In value terms, this would make it comparable in size to Marks & Spencer or Royal Mail.
The final price of shares is to be set on 3 October, with share trading due to begin 8 October. But should investors be jumping on the bandwagon?
If you were to buy one of the luxury car brand’s newer models, the V8 Vantage, it would set you back around £120,900 new.
If you were to buy shares at a mid-price value of £20, you could buy 6,045 shares in the company for £120,900 instead. Other models include:
- DB11 Coupe - £147,900 or 7,395 shares
- DB11 Volante - £159,900 or 7,995 shares
Fund supermarket Hargreaves Lansdown says that it expects a high level of consumer investor interest. Laith Khalaf, senior analyst at the firm, comments: ‘Unlike a luxury car, those shares can be stored in a pension or Isa, rather than a garage, for safekeeping. Unfortunately, private investors won’t be able to participate in the IPO, but they will be able to buy shares on the market when they start trading.
‘It’s important for potential investors to concentrate on the company’s long term financial prospects and not to get carried away by the brand however.

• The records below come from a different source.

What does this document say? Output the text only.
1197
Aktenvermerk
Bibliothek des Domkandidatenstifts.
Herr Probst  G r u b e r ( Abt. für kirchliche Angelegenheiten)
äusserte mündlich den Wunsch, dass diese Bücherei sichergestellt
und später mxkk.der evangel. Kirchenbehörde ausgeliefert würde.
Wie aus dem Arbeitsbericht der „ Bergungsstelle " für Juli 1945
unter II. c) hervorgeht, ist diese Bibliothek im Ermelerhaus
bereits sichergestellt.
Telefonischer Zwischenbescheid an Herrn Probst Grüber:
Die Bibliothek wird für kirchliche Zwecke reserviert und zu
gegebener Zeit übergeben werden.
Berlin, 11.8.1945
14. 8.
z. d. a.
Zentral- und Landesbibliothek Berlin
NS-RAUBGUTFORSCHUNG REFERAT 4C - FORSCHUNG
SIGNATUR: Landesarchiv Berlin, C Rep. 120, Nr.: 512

‘That means having a thorough read of all relevant information the company is producing as part of its float, and only investing if they are happy with all the risks involved.’
James Bond’s car of choice
Lee Wild, head of equity strategy at Interactive Investor (Money Observer’s parent company), thinks that Aston Martin is now a strong business: ‘Investors with long memories will know that Aston has gone bust seven times, but experienced new management has got its house in order and this is now a fantastic business supplying a growing market for premium motors. Aston is also in a much better position to ride out an economic downturn.
‘Association with royalty and James Bond mean that Aston Martin has no problem selling expensive sports cars to wealthy buyers. Bullish production forecasts are underpinned by ambitious plans to expand the range of vehicles, and the company is generating healthy profits.
‘Pricing its shares at up to £22.50 each may make them less attractive to the general public, but they’re still more affordable for most of us than Aston’s supercars and might even turn a profit if the business hits ambitious targets.’
Remember, buying shares is a much riskier endeavour than more stable investment assets such as funds and investment trusts. Khalaf cautions on previous examples of a luxury car IPO: ‘When Ferrari listed on the stock market it was priced at $52 per share. The share price faltered in the first five months, falling by around 38 per cent.
‘It has since rallied to around $135, although this serves to highlight that just because a well-known brand launches on the market, share price movement on flotation is always a two-way street.’